酪農ヘルパーは、全国の酪農ヘルパー利用組合を通して、必要とされる酪農家の仕事をサポートしていますが、これは個々の酪農家の仕事を手助けしているというより、日本の酪農業全体を支えているといっても過言ではありません。

実際、個々の酪農家が酪農ヘルパーを利用する平均日数は増えているにも関わらず、酪農ヘルパーの数は不足していて、全国にある多くの酪農ヘルパー利用組合は、酪農ヘルパーの確保に大変苦労しているのが事実。逆にいえば、酪農ヘルパーの需要は常に高く、引く手あまたといえるでしょう。

前述したように酪農ヘルパーになるのに資格は必要ありませんが、普通自動車免許は必要。

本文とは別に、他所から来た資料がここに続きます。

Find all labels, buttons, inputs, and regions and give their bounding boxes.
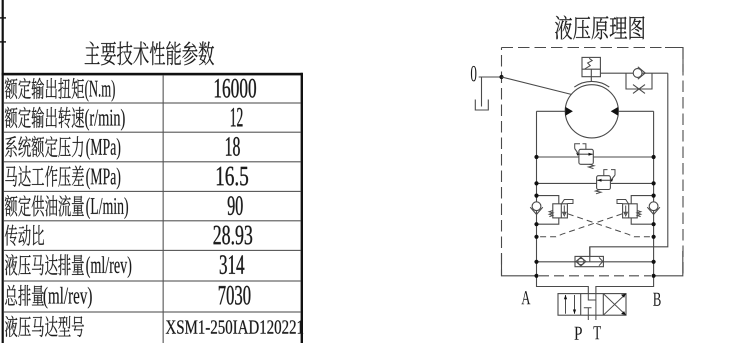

農場は郊外になることがほとんどで、クルマで通勤することも多く、トラクターを運転して畑作業を手伝う必要性が出てくる場合もあります。

ちなみに、トラクターは普通自動車免許のAT限定でも運転することが可能ですが、大型トラクターを運転する場合は大型特殊免許が必要になってきます。つまり、大型特殊免許を持っている酪農ヘルパーは就職がより有利になるといってほぼ間違いないでしょう。

繰り返しますが、酪農ヘルパーはその数が不足しているだけでなく、将来的にも高い需要が見込める職業のひとつ。また、地域によっては酪農ヘルパーとして経験を積み、将来的に牧場経営に取り組みたいと考えている人をサポートする動きもあるほど、重要視されています。酪農の未来を担うといっていいくらい、酪農ヘルパーは大切な仕事です。

まとめ

酪農ヘルパーについては大学で学ぶこともでき、その場合は農学部、畜産学部、生物自然科学部などがある大学を選択するといいでしょう。専門学校で酪農ヘルパーの勉強ができるところもあります。

いずれにしても酪農業において、酪農ヘルパーが必要とされていることは間違いありません。ただし、未経験者がすぐになれるものではありません。極めて重要な存在ではありますが、酪農ヘルパーになるなら、まずは酪農の現場で経験を積み、酪農家や地域とのつながりを築くことをおすすめします。